There are so many examples of God-among-us. And we need to watch for them every day, because THIS is the revelation, the manifestation, the epiphany: That Jesus was born for everyone – and not just those bearing gold, frankincense and myrrh, and not just those behaving appropriately.

The magi only found what they were looking for when they followed the right star. And it wasn’t their expensive gifts that helped them find the baby Jesus, that got them entry into an exclusive club – because remember: the lowly, illiterate, uneducated shepherds found him first.

It was the fact they followed a star – without knowing where it would take them, or what kind of journey it would be. They didn’t even really know who the star was going to reveal to them -- but THEY FOLLOWED IT ANYWAY.

They trusted their guiding star. They trusted it was placed there for a reason – they believed it was placed there for them – and they went on a journey to see what the star would reveal.

It didn’t matter what kind of gifts they brought – and weren’t they bringing gifts “fit for a king”? What mattered was that they showed up.

And that’s the whole point: Trust your guiding light – and offer YOUR gifts, whatever those gifts are. Which are gifts particular to YOU, and everyone’s gifts are different.

That woman on the SkyTrain followed her instincts, listened to her heart, saw where the light needed to be shone, and she used her gift – of fearlessness and stillness and compassion – to be a REVELATION to that man in need -- to reveal to him what love is. 

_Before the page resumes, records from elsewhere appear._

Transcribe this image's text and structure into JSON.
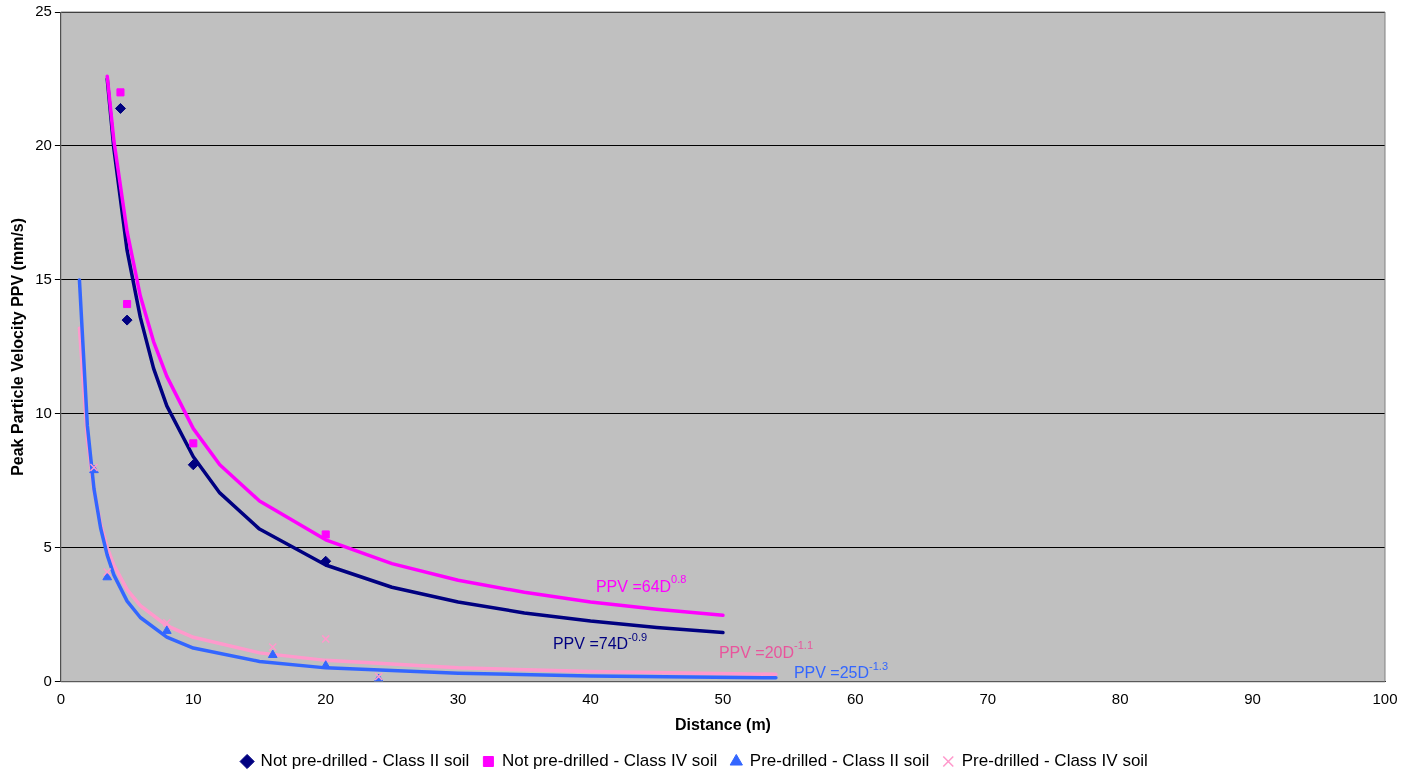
{
  "chart_data": {
    "type": "scatter",
    "xlabel": "Distance (m)",
    "ylabel": "Peak Particle Velocity PPV (mm/s)",
    "xlim": [
      0,
      100
    ],
    "xticks": [
      0,
      10,
      20,
      30,
      40,
      50,
      60,
      70,
      80,
      90,
      100
    ],
    "ylim": [
      0,
      25
    ],
    "yticks": [
      0,
      5,
      10,
      15,
      20,
      25
    ],
    "grid": "y",
    "legend": "bottom",
    "series": [
      {
        "name": "Not pre-drilled - Class II soil",
        "color": "#000080",
        "marker": "diamond",
        "x": [
          4.5,
          5,
          10,
          20
        ],
        "values": [
          21.4,
          13.5,
          8.1,
          4.5
        ]
      },
      {
        "name": "Not pre-drilled - Class IV soil",
        "color": "#ff00ff",
        "marker": "square",
        "x": [
          4.5,
          5,
          10,
          20
        ],
        "values": [
          22.0,
          14.1,
          8.9,
          5.5
        ]
      },
      {
        "name": "Pre-drilled - Class II soil",
        "color": "#3366ff",
        "marker": "triangle",
        "x": [
          2.5,
          3.5,
          8,
          16,
          20,
          24
        ],
        "values": [
          7.9,
          3.9,
          1.9,
          1.0,
          0.6,
          0.1
        ]
      },
      {
        "name": "Pre-drilled - Class IV soil",
        "color": "#ff99cc",
        "marker": "cross",
        "x": [
          2.5,
          3.5,
          8,
          16,
          20,
          24
        ],
        "values": [
          8.0,
          4.1,
          2.2,
          1.3,
          1.6,
          0.2
        ]
      },
      {
        "type": "line",
        "color": "#000080",
        "marker": "none",
        "x": [
          3.5,
          4,
          5,
          6,
          7,
          8,
          10,
          12,
          15,
          20,
          25,
          30,
          35,
          40,
          45,
          50
        ],
        "values": [
          22.5,
          19.9,
          16.1,
          13.6,
          11.7,
          10.3,
          8.4,
          7.05,
          5.7,
          4.36,
          3.53,
          2.98,
          2.57,
          2.27,
          2.03,
          1.84
        ]
      },
      {
        "type": "line",
        "color": "#ff00ff",
        "marker": "none",
        "x": [
          3.5,
          4,
          5,
          6,
          7,
          8,
          10,
          12,
          15,
          20,
          25,
          30,
          35,
          40,
          45,
          50
        ],
        "values": [
          22.6,
          20.2,
          16.8,
          14.4,
          12.7,
          11.4,
          9.45,
          8.1,
          6.75,
          5.3,
          4.41,
          3.79,
          3.34,
          2.98,
          2.71,
          2.48
        ]
      },
      {
        "type": "line",
        "color": "#ff99cc",
        "marker": "none",
        "x": [
          1.4,
          2,
          2.5,
          3,
          3.5,
          4,
          5,
          6,
          8,
          10,
          15,
          20,
          30,
          40,
          54
        ],
        "values": [
          13.2,
          9.05,
          7.15,
          5.9,
          5.01,
          4.36,
          3.44,
          2.84,
          2.1,
          1.66,
          1.08,
          0.8,
          0.52,
          0.38,
          0.28
        ]
      },
      {
        "type": "line",
        "color": "#3366ff",
        "marker": "none",
        "x": [
          1.4,
          2,
          2.5,
          3,
          3.5,
          4,
          5,
          6,
          8,
          10,
          15,
          20,
          30,
          40,
          54
        ],
        "values": [
          15.0,
          9.56,
          7.2,
          5.74,
          4.73,
          3.99,
          3.01,
          2.4,
          1.67,
          1.26,
          0.76,
          0.52,
          0.32,
          0.22,
          0.15
        ]
      }
    ],
    "annotations": [
      "PPV =74D$^{-0.9}$",
      "PPV =64D$^{0.8}$",
      "PPV =20D$^{-1.1}$",
      "PPV =25D$^{-1.3}$"
    ]
  }
}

So for 2019 – let’s each receive the gift of a “guiding star” that we can have as an inspiration, an encouragement – and a revelation.

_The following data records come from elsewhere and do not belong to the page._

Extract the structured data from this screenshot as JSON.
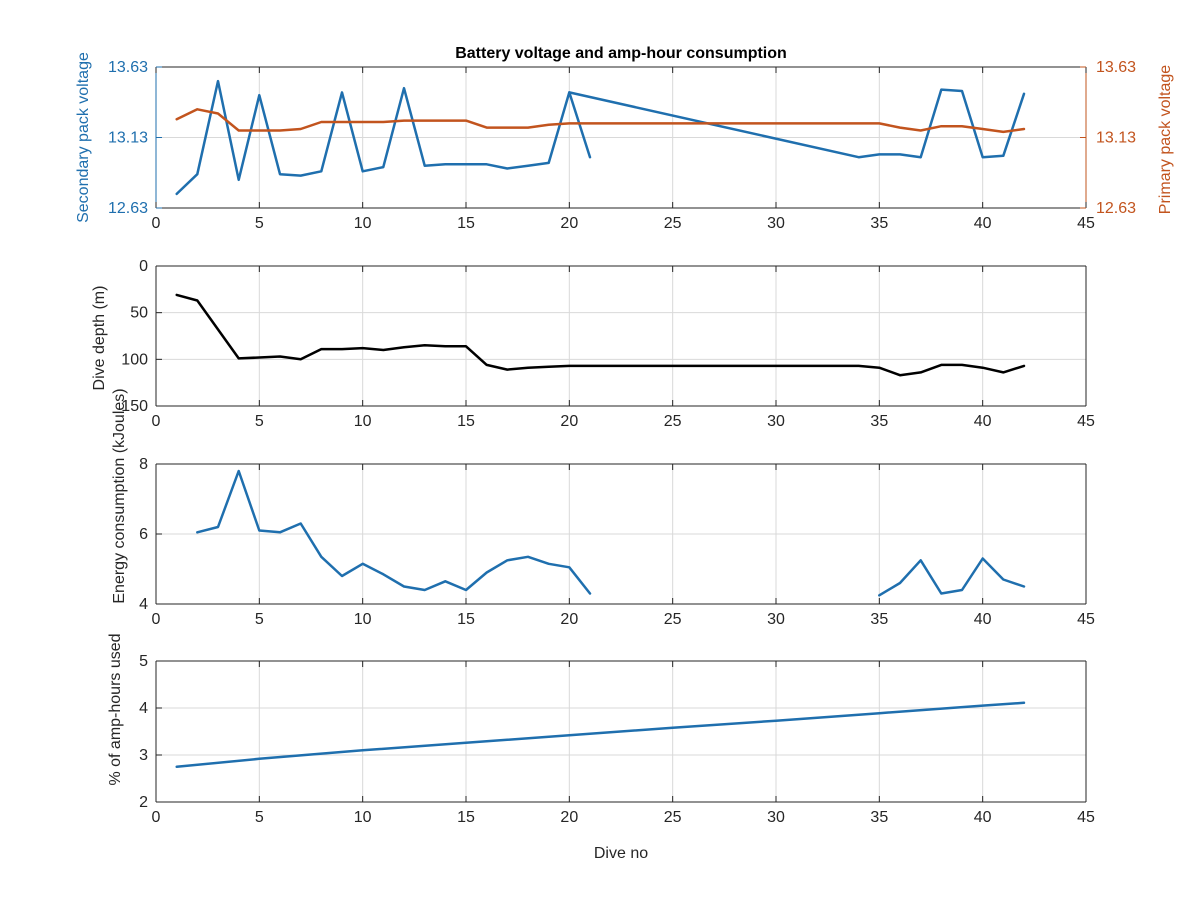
{
  "title": "Battery voltage and amp-hour consumption",
  "colors": {
    "blue": "#1f6fae",
    "orange": "#c2541e",
    "black": "#000000",
    "grid": "#d9d9d9",
    "axis": "#262626"
  },
  "chart_data": [
    {
      "type": "line",
      "title": "Battery voltage and amp-hour consumption",
      "xlabel": "",
      "ylabel": "Secondary pack voltage",
      "ylabel_right": "Primary pack voltage",
      "xlim": [
        0,
        45
      ],
      "ylim": [
        12.63,
        13.63
      ],
      "ylim_right": [
        12.63,
        13.63
      ],
      "xticks": [
        "0",
        "5",
        "10",
        "15",
        "20",
        "25",
        "30",
        "35",
        "40",
        "45"
      ],
      "yticks": [
        "12.63",
        "13.13",
        "13.63"
      ],
      "yticks_right": [
        "12.63",
        "13.13",
        "13.63"
      ],
      "grid": true,
      "series": [
        {
          "axis": "left",
          "color": "#1f6fae",
          "segments": [
            [
              [
                1,
                12.73
              ],
              [
                2,
                12.87
              ],
              [
                3,
                13.53
              ],
              [
                4,
                12.83
              ],
              [
                5,
                13.43
              ],
              [
                6,
                12.87
              ],
              [
                7,
                12.86
              ],
              [
                8,
                12.89
              ],
              [
                9,
                13.45
              ],
              [
                10,
                12.89
              ],
              [
                11,
                12.92
              ],
              [
                12,
                13.48
              ],
              [
                13,
                12.93
              ],
              [
                14,
                12.94
              ],
              [
                15,
                12.94
              ],
              [
                16,
                12.94
              ],
              [
                17,
                12.91
              ],
              [
                18,
                12.93
              ],
              [
                19,
                12.95
              ],
              [
                20,
                13.45
              ],
              [
                21,
                12.99
              ]
            ],
            [
              [
                20,
                13.45
              ],
              [
                34,
                12.99
              ],
              [
                35,
                13.01
              ],
              [
                36,
                13.01
              ],
              [
                37,
                12.99
              ],
              [
                38,
                13.47
              ],
              [
                39,
                13.46
              ],
              [
                40,
                12.99
              ],
              [
                41,
                13.0
              ],
              [
                42,
                13.44
              ]
            ]
          ]
        },
        {
          "axis": "right",
          "color": "#c2541e",
          "segments": [
            [
              [
                1,
                13.26
              ],
              [
                2,
                13.33
              ],
              [
                3,
                13.3
              ],
              [
                4,
                13.18
              ],
              [
                5,
                13.18
              ],
              [
                6,
                13.18
              ],
              [
                7,
                13.19
              ],
              [
                8,
                13.24
              ],
              [
                9,
                13.24
              ],
              [
                10,
                13.24
              ],
              [
                11,
                13.24
              ],
              [
                12,
                13.25
              ],
              [
                13,
                13.25
              ],
              [
                14,
                13.25
              ],
              [
                15,
                13.25
              ],
              [
                16,
                13.2
              ],
              [
                17,
                13.2
              ],
              [
                18,
                13.2
              ],
              [
                19,
                13.22
              ],
              [
                20,
                13.23
              ],
              [
                21,
                13.23
              ],
              [
                34,
                13.23
              ],
              [
                35,
                13.23
              ],
              [
                36,
                13.2
              ],
              [
                37,
                13.18
              ],
              [
                38,
                13.21
              ],
              [
                39,
                13.21
              ],
              [
                40,
                13.19
              ],
              [
                41,
                13.17
              ],
              [
                42,
                13.19
              ]
            ]
          ]
        }
      ]
    },
    {
      "type": "line",
      "xlabel": "",
      "ylabel": "Dive depth (m)",
      "xlim": [
        0,
        45
      ],
      "ylim": [
        0,
        150
      ],
      "y_reversed": true,
      "xticks": [
        "0",
        "5",
        "10",
        "15",
        "20",
        "25",
        "30",
        "35",
        "40",
        "45"
      ],
      "yticks": [
        "0",
        "50",
        "100",
        "150"
      ],
      "grid": true,
      "series": [
        {
          "color": "#000000",
          "segments": [
            [
              [
                1,
                31
              ],
              [
                2,
                37
              ],
              [
                4,
                99
              ],
              [
                5,
                98
              ],
              [
                6,
                97
              ],
              [
                7,
                100
              ],
              [
                8,
                89
              ],
              [
                9,
                89
              ],
              [
                10,
                88
              ],
              [
                11,
                90
              ],
              [
                12,
                87
              ],
              [
                13,
                85
              ],
              [
                14,
                86
              ],
              [
                15,
                86
              ],
              [
                16,
                106
              ],
              [
                17,
                111
              ],
              [
                18,
                109
              ],
              [
                19,
                108
              ],
              [
                20,
                107
              ],
              [
                34,
                107
              ],
              [
                35,
                109
              ],
              [
                36,
                117
              ],
              [
                37,
                114
              ],
              [
                38,
                106
              ],
              [
                39,
                106
              ],
              [
                40,
                109
              ],
              [
                41,
                114
              ],
              [
                42,
                107
              ]
            ]
          ]
        }
      ]
    },
    {
      "type": "line",
      "xlabel": "",
      "ylabel": "Energy consumption (kJoules)",
      "xlim": [
        0,
        45
      ],
      "ylim": [
        4,
        8
      ],
      "xticks": [
        "0",
        "5",
        "10",
        "15",
        "20",
        "25",
        "30",
        "35",
        "40",
        "45"
      ],
      "yticks": [
        "4",
        "6",
        "8"
      ],
      "grid": true,
      "series": [
        {
          "color": "#1f6fae",
          "segments": [
            [
              [
                2,
                6.05
              ],
              [
                3,
                6.2
              ],
              [
                4,
                7.8
              ],
              [
                5,
                6.1
              ],
              [
                6,
                6.05
              ],
              [
                7,
                6.3
              ],
              [
                8,
                5.35
              ],
              [
                9,
                4.8
              ],
              [
                10,
                5.15
              ],
              [
                11,
                4.85
              ],
              [
                12,
                4.5
              ],
              [
                13,
                4.4
              ],
              [
                14,
                4.65
              ],
              [
                15,
                4.4
              ],
              [
                16,
                4.9
              ],
              [
                17,
                5.25
              ],
              [
                18,
                5.35
              ],
              [
                19,
                5.15
              ],
              [
                20,
                5.05
              ],
              [
                21,
                4.3
              ]
            ],
            [
              [
                35,
                4.25
              ],
              [
                36,
                4.6
              ],
              [
                37,
                5.25
              ],
              [
                38,
                4.3
              ],
              [
                39,
                4.4
              ],
              [
                40,
                5.3
              ],
              [
                41,
                4.7
              ],
              [
                42,
                4.5
              ]
            ]
          ]
        }
      ]
    },
    {
      "type": "line",
      "xlabel": "Dive no",
      "ylabel": "% of amp-hours used",
      "xlim": [
        0,
        45
      ],
      "ylim": [
        2,
        5
      ],
      "xticks": [
        "0",
        "5",
        "10",
        "15",
        "20",
        "25",
        "30",
        "35",
        "40",
        "45"
      ],
      "yticks": [
        "2",
        "3",
        "4",
        "5"
      ],
      "grid": true,
      "series": [
        {
          "color": "#1f6fae",
          "segments": [
            [
              [
                1,
                2.75
              ],
              [
                5,
                2.92
              ],
              [
                10,
                3.1
              ],
              [
                15,
                3.26
              ],
              [
                20,
                3.42
              ],
              [
                25,
                3.58
              ],
              [
                30,
                3.73
              ],
              [
                35,
                3.89
              ],
              [
                40,
                4.05
              ],
              [
                42,
                4.11
              ]
            ]
          ]
        }
      ]
    }
  ]
}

What will your star-guided journey of 2019 reveal to you?

What path does your life keep steering you towards that you keep resisting?
How can your guiding star help you overcome that resistance – and the REASON for your resistance – in order for you, like the magi, to arrive at the one place you need to be in order to grow in your faith, to follow your dream, to use your gift?"

One thing I learned from 2018 (and there were several revelations last year) is that the only thing you can do is follow your own star. Don't let anyone tell you what you can or cannot do. Be true to yourself. 
Life, and your living, is about moving forward, not matter how many stop signs keep popping up in front of you. Even if it's only one day at a time, one step forward at a time, keep moving forward, following your star. 

Saturday, January 05, 2019

Winter Morning

Snow fog over the field
Quiet Saturday morning.
The dog had dove back underneath the covers when bare feet hit the cold floor so only human eyes witnessed another change in the weather.
It's that kind of winter on the east coast: a mix of snow and rain, melt and freeze. Ice beneath the snow. Fog in the morning.
Yesterday's dawning sun dog witnessed but not photographed. The snow arrived soon after .This morning's ominous clouds heralded the rain and ice and snow to come overnight. 

Just looking. Not getting down on hands and knees to smell the morning scents of raccoon and deer, squirrel and crow. The human arms reach up, the human nose inhales, the human chest expands.
Blood flows, breath flows, brain absorbs.

Booted footsteps crunched through the snow. The dog may be looking out the window by now but no one is alone outside. In the trees on the left, a trio of starlings sang their strange songs, sounding more like jungle birds than deep Canadian winter birds. The blue jays, annoyed at the delay to breakfast, hollered from the trees behind the house.
The seeds will find their way into feeders, onto back-deck tables, will be strewn beneath the pine trees, all in due time. But first, human eyes need to see the sun rise, however obscurely, hear the frost beneath the feet, and follow the deer tracks to the edges of field and river, earth and sky.